Laurie Higgins: Libraries Need Books About The ‘Joy’ Kids Feel When Their Gay Parents Die

Illinois Family Institute “cultural analyst” Laurie Higgins has had quite enough of the American Library Association’s Banned Books Week and the “self-righteous, dissembling librarians” who promote it.

In a blog post for IFI today, Higgins attacks librarians for their “hysteria-fomenting” efforts to prevent the banning of books about families with LGBT parents (or, as Higgins calls them, “children or anthropomorphized animals being raised by parents in homoerotic relationships”).

It is in fact the librarians, Higgins writes, who are censoring books by failing to go out of their way to seek “pro-heteronormativity books,” children’s literature that depicts the “harrowing fights” of “lesbian mothers,” or, even better, “picture books that show the joy a little birdie experiences when after the West Nile virus deaths of her two daddies, she’s finally adopted by a daddy and mommy.”

Self-righteous, dissembling librarians are seeking once again to foment “book-banning” hysteria through their annual dishonest Banned Books Week campaign (Sept. 21-27) sponsored by the self-righteous, dissembling, and politically partisan American Library Association (ALA).

The ALA pursues its hysteria-fomenting goal chiefly by ridiculing parents who, for example, don’t want their six-year-olds seeing books about children or anthropomorphized animals being raised by parents in homoerotic relationships. (Scorn and woe to those parents who hold the now-censored belief that homoeroticism—even homoeroticism presented in whitewashed, water-colored images—doesn’t belong in the picture books section of public libraries).

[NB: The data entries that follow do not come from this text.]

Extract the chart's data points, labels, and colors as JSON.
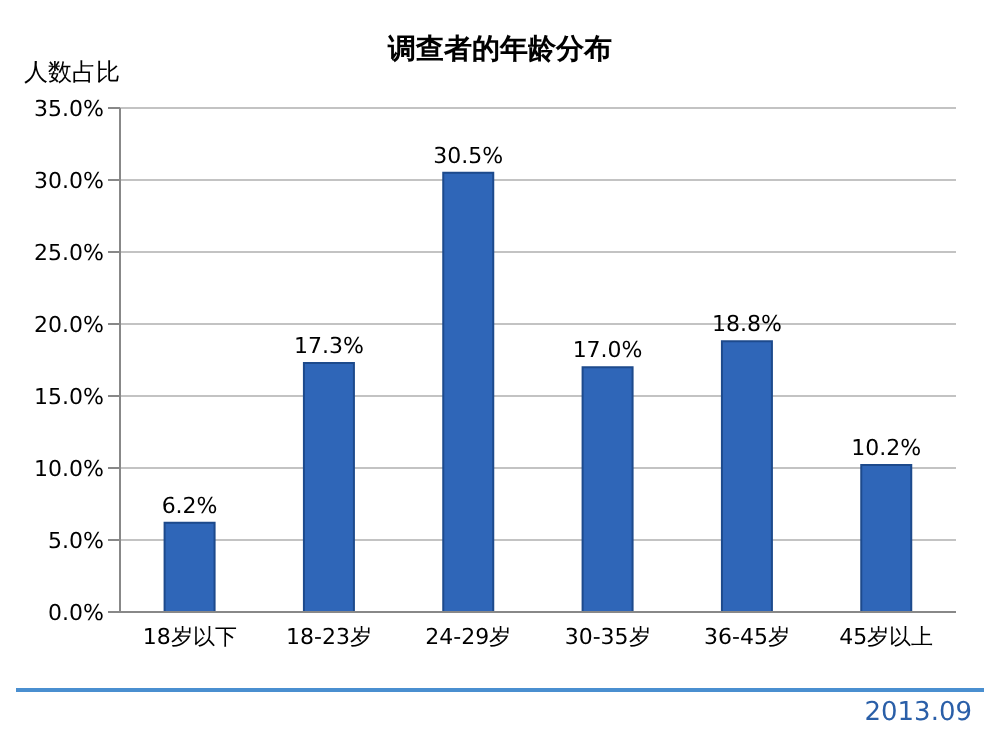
{
  "chart_data": {
    "type": "bar",
    "title": "调查者的年龄分布",
    "ylabel": "人数占比",
    "categories": [
      "18岁以下",
      "18-23岁",
      "24-29岁",
      "30-35岁",
      "36-45岁",
      "45岁以上"
    ],
    "values": [
      6.2,
      17.3,
      30.5,
      17.0,
      18.8,
      10.2
    ],
    "value_labels": [
      "6.2%",
      "17.3%",
      "30.5%",
      "17.0%",
      "18.8%",
      "10.2%"
    ],
    "color": "#2f66b8",
    "ylim": [
      0,
      35
    ],
    "yticks": [
      {
        "value": 0,
        "label": "0.0%"
      },
      {
        "value": 5,
        "label": "5.0%"
      },
      {
        "value": 10,
        "label": "10.0%"
      },
      {
        "value": 15,
        "label": "15.0%"
      },
      {
        "value": 20,
        "label": "20.0%"
      },
      {
        "value": 25,
        "label": "25.0%"
      },
      {
        "value": 30,
        "label": "30.0%"
      },
      {
        "value": 35,
        "label": "35.0%"
      }
    ],
    "grid": "y",
    "annotations": [
      "2013.09"
    ]
  }
}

Next year, will the Schaumburg librarians display photos of empty shelves where books that challenge Leftist assumptions about the nature and morality of homosexuality should be (you know, pro-heterosexuality/pro-heteronormativity books)?

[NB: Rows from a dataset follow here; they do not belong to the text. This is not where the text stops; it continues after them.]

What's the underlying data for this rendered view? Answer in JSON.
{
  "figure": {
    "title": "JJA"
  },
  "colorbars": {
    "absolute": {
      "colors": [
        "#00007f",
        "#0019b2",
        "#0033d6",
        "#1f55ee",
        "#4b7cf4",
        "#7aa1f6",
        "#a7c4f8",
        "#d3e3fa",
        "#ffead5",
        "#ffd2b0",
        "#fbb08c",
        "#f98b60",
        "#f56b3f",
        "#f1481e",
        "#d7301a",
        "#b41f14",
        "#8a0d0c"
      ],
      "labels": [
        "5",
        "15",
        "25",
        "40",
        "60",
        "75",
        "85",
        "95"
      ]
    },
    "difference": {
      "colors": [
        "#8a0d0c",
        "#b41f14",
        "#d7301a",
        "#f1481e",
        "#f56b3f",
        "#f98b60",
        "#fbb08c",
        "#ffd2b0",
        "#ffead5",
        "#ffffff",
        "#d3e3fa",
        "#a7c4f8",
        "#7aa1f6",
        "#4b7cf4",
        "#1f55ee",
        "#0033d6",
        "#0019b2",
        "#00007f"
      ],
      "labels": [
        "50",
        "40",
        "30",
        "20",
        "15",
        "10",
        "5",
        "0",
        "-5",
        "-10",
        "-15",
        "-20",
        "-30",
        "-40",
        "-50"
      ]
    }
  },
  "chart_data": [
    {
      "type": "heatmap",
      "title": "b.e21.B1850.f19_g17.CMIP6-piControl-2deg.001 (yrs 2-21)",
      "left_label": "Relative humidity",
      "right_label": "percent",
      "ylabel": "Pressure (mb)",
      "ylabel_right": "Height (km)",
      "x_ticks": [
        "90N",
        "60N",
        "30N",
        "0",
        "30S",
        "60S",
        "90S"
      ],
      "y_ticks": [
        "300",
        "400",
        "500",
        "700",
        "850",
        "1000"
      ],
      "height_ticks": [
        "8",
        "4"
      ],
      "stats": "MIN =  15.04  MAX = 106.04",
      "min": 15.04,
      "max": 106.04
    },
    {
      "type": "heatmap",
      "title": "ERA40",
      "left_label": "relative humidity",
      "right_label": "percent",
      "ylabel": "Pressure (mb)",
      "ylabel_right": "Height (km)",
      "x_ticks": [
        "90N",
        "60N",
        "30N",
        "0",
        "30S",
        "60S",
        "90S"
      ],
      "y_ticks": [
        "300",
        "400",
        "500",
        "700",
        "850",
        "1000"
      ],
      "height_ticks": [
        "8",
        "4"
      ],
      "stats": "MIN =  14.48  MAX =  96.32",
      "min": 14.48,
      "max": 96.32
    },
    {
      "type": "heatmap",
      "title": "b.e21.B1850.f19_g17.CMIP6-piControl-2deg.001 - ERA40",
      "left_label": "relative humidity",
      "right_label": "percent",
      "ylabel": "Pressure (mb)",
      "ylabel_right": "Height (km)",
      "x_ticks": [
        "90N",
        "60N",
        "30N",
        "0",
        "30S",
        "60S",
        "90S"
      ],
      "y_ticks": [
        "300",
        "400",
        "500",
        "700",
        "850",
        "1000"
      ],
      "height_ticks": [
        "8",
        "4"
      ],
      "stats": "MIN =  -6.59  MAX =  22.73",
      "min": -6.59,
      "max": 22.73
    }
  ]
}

Will they ask for young adult (YA) novels about teens who feel sadness and resentment about being intentionally deprived of a mother or father and who seek to find their missing biological parents?

Will they ask for dark, angsty novels about teens who are damaged by the promiscuity of their “gay” “fathers” who hold sexual monogamy in disdain?

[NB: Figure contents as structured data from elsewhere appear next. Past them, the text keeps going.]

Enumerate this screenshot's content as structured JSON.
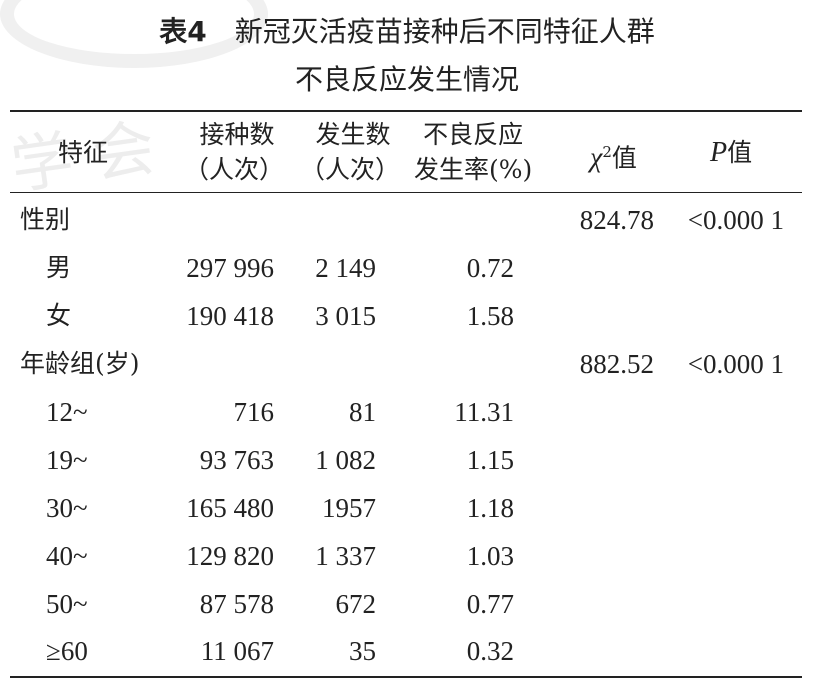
{
  "title": {
    "label": "表4",
    "line1": "新冠灭活疫苗接种后不同特征人群",
    "line2": "不良反应发生情况"
  },
  "header": {
    "feature": "特征",
    "doses_line1": "接种数",
    "doses_line2": "（人次）",
    "cases_line1": "发生数",
    "cases_line2": "（人次）",
    "rate_line1": "不良反应",
    "rate_line2": "发生率(%)",
    "chi_symbol": "χ",
    "chi_sup": "2",
    "chi_suffix": "值",
    "p_symbol": "P",
    "p_suffix": "值"
  },
  "rows": [
    {
      "feature": "性别",
      "doses": "",
      "cases": "",
      "rate": "",
      "chi": "824.78",
      "p": "<0.000 1",
      "group": true
    },
    {
      "feature": "男",
      "doses": "297 996",
      "cases": "2 149",
      "rate": "0.72",
      "chi": "",
      "p": ""
    },
    {
      "feature": "女",
      "doses": "190 418",
      "cases": "3 015",
      "rate": "1.58",
      "chi": "",
      "p": ""
    },
    {
      "feature": "年龄组(岁)",
      "doses": "",
      "cases": "",
      "rate": "",
      "chi": "882.52",
      "p": "<0.000 1",
      "group": true
    },
    {
      "feature": "12~",
      "doses": "716",
      "cases": "81",
      "rate": "11.31",
      "chi": "",
      "p": ""
    },
    {
      "feature": "19~",
      "doses": "93 763",
      "cases": "1 082",
      "rate": "1.15",
      "chi": "",
      "p": ""
    },
    {
      "feature": "30~",
      "doses": "165 480",
      "cases": "1957",
      "rate": "1.18",
      "chi": "",
      "p": ""
    },
    {
      "feature": "40~",
      "doses": "129 820",
      "cases": "1 337",
      "rate": "1.03",
      "chi": "",
      "p": ""
    },
    {
      "feature": "50~",
      "doses": "87 578",
      "cases": "672",
      "rate": "0.77",
      "chi": "",
      "p": ""
    },
    {
      "feature": "≥60",
      "doses": "11 067",
      "cases": "35",
      "rate": "0.32",
      "chi": "",
      "p": ""
    }
  ]
}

Will they ask for novels about young adults who are consumed by a sense of loss and bitterness that their politically correct and foolish parents allowed them during the entirety of their childhood to cross-dress, change their names, and take medication to prevent puberty, thus deforming their bodies?

Will they ask for novels about teens who suffer because of the harrowing fights and serial “marriages” of their lesbian mothers?

Will they ask for picture books that show the joy a little birdie experiences when after the West Nile virus deaths of her two daddies, she’s finally adopted by a daddy and mommy?

Surely, there are some teens and children who will identify with such stories.